There is a problem here. The problem is quite a big one because it goes on to undermine and underline everything that comes next. The problem is that this new version of UNIT are fully aware of who the Doctor is and his past with UNIT: and they still treat him as an alien hostile, threatening him with execution, giving him orders and acting as if he could be a traitor to the Earth and an enemy of humanity. Which makes no sense whatsoever. If they just thought he was another alien wandering around with significant intelligence, then so be it, but the Doctor? He of heroism and daring do? He who helped UNIT so often?

It doesn’t work and renders these soldiers utterly inept and stupid, thus making a huge aspect of the story just a bit… well, silly. UNIT has moved on, yes, but they know the Doctor of old and all he has done, so to try and make him out to be a threat to the planet just doesn’t wash or hang together at all.

This isn’t helped by the aforementioned Lieutenant-Colonel, who is as drab and one-note a character as the range has ever seen. There is no nuance or depth; no subtlety or, crucially, believability. He shouts, he snarls, and when the plot needs to wrap up he has a slight change of heart for no explicable reason. Everything about this character is painfully dull. It is utterly flat and this extends elsewhere sadly. The plot feels overfamiliar: aliens fall to Earth, humans experiment upon them. Aha, though! There is a twist!

Because of course there is, because you expect there to be, because nothing here feels new or exciting or fresh at all. It feels like we’ve been down this path many, many times. Misguided humans, the power of love, the Doctor poised against the authorities, a token ‘good’ character who is on the Doctor’s side against their commander’s wishes.

The same goes for the Morden Clinic and those who work there. They never convince as real people. They’re plot devices and twists. They’re there to try and make you think the story is going one way when in fact it’s going quite another: only you never believe it’s going just one way, because that sense of familiarity from the off means you never expect to be surprised.

In the end, it all makes for a rather boring play.  I don’t think I ever once failed to see what was round the corner, and even if I could not spot the specific incident about to unfold, I was certain that a twist or incident was incoming because it’s that sort of Big Finish play. The plot would be competent at least, but the UNIT element in the wider world of Doctor Who means it stumbles on that front as well. 

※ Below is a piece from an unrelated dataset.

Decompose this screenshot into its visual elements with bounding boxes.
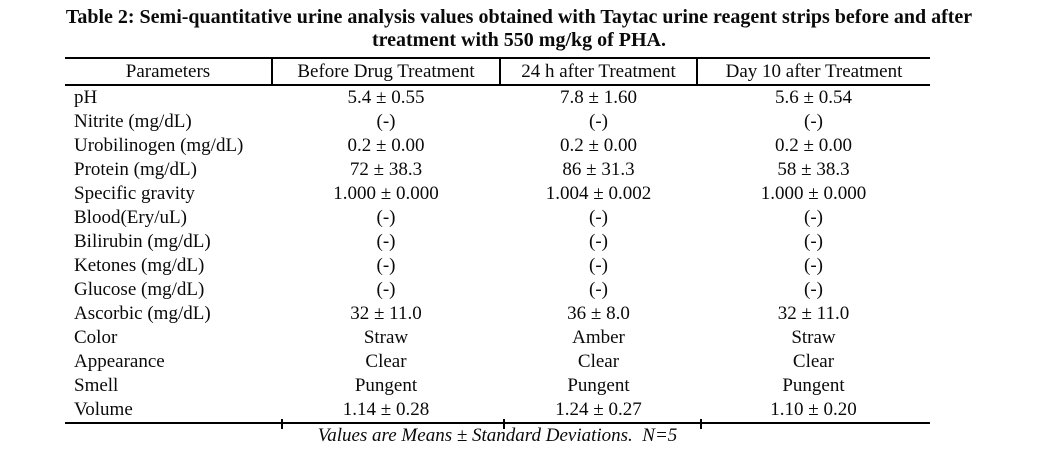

Across the past three releases, I’ve talked about how exciting and fresh the plays have felt; how new and interesting. This feels like a massive leap back, into predictability and stale writing; into characters poorly executed and an absence of shock. Lewis Price is the worst of them all, but he is by no means alone.

Perhaps this is just a blip; a small hiccough and no more. I hope so. Because as it is, this has been as disappointing a release from Big Finish as I think I’ve ever heard.